The international chemical weapons watchdog announced Friday it has verified the destruction of all of Syria’s unfilled munitions — another milestone along the road to eradicating President Bashar Assad’s chemical weapons program by mid-2014.
The Organization for the Prohibition of Chemical Weapons said in a statement that its experts in Syria also have verified the destruction of parts of buildings at weapons production facilities.
The latest destruction work was near the city of Homs. The OPCW said the sites had been inaccessible due to security reasons.
The joint United Nations-OPCW team in Syria aims to remove the most toxic chemicals from Syria by the end of the year for destruction at sea and destroy the entire program by mid-2014.

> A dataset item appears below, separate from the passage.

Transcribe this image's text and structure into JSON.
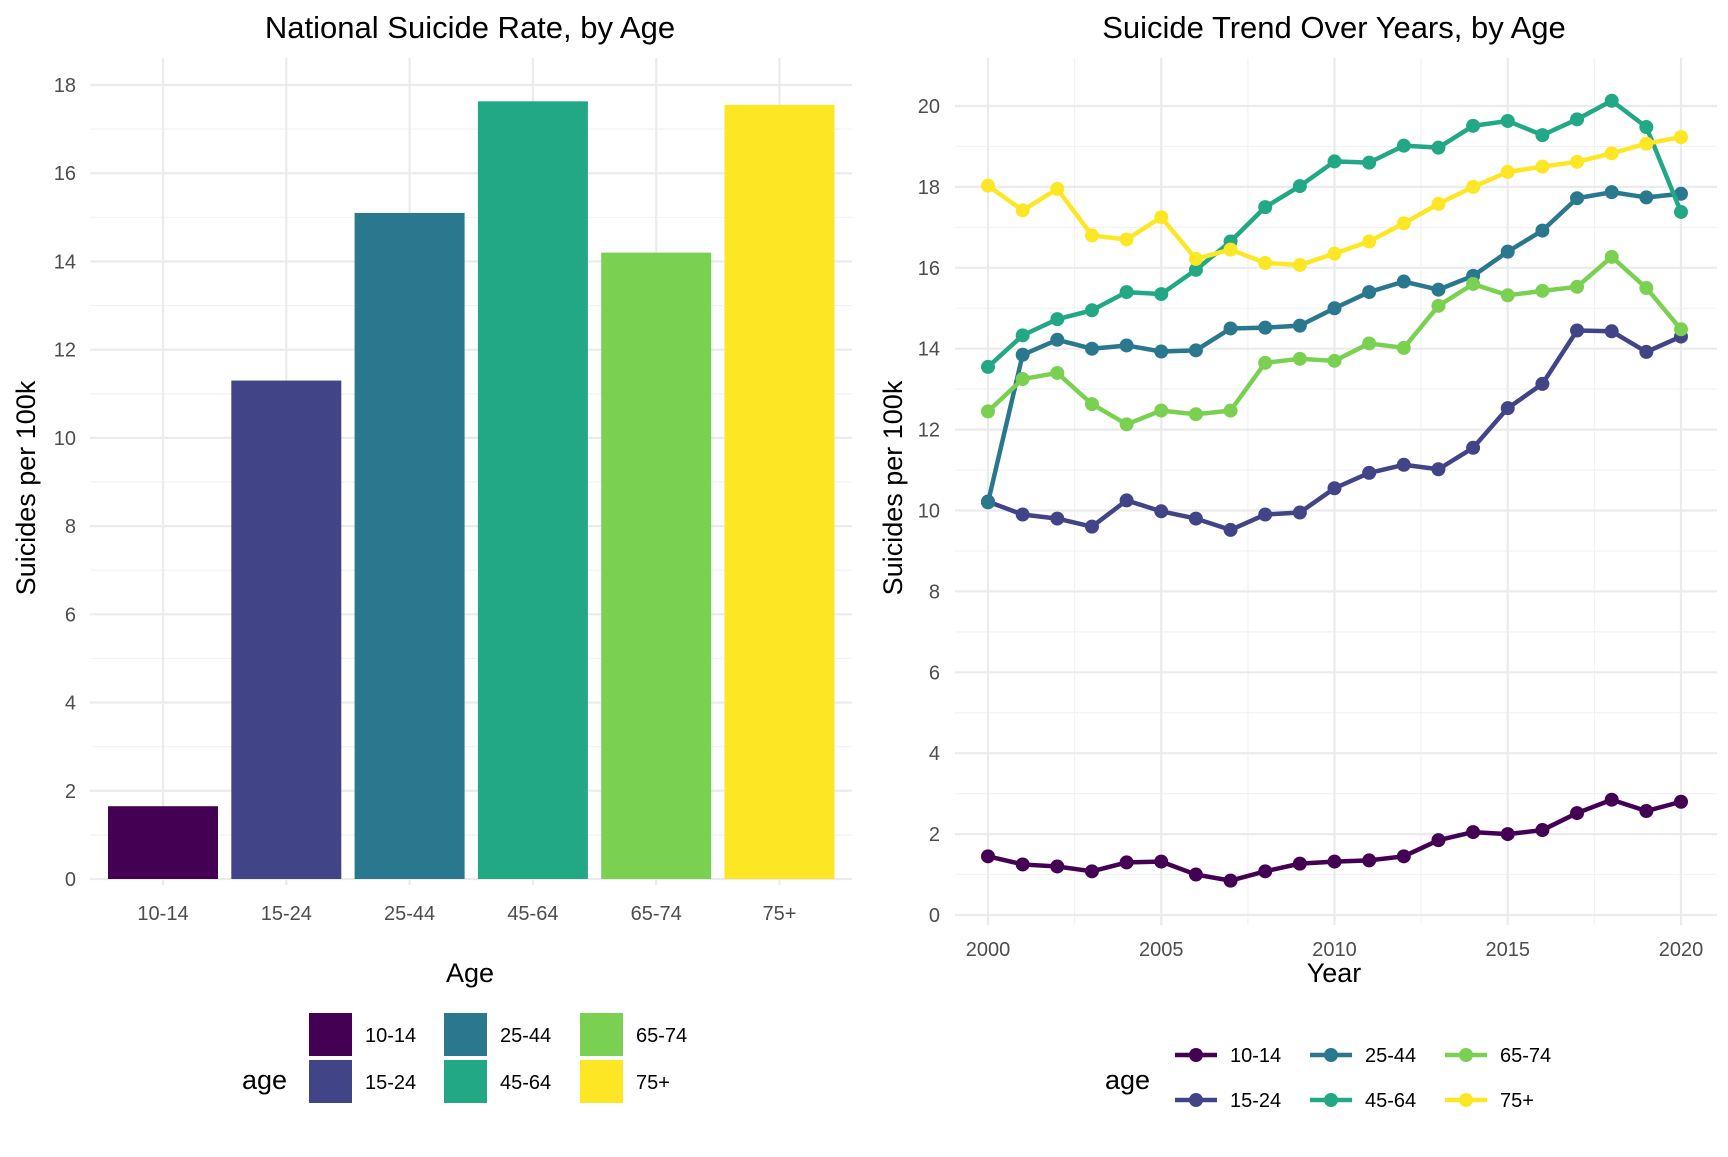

The OPCW said last month that it already had verified the destruction of 63 percent of Syria’s unfilled munitions — which can be used in chemical weapons attacks — and that Syria had said it had destroyed all the munitions, however the total destruction had not been verified.
The OPCW, which won the Nobel Peace Prize this year, has been directed by the United Nations to oversee the destruction of the Syrian government’s chemical weapons. The unprecedented disarmament in the midst of a civil war now in its third year was launched following an Aug. 21 chemical weapons attack on a Damascus suburb that killed hundreds of civilians.
The U.S. and Western allies accused the Syrian government of being responsible for that attack, while Damascus blames the rebels. Syria joined the OPCW and agreed to dismantle its chemical arsenal to ward off possible U.S. military strikes.
The United States is now expected to play a key role in the destruction of the most toxic chemicals in Syria’s stockpile. Washington has offered to provide a boat carrying a mobile device in which the chemicals can be neutralized. No chemicals or waste products would be dumped at sea under the plan being finalized by the OPCW.
Nearly three dozen private companies also have offered to destroy fewer than 800 tons of other less toxic chemicals that Syria declared to the Hague-based organization as part of its weapons programs.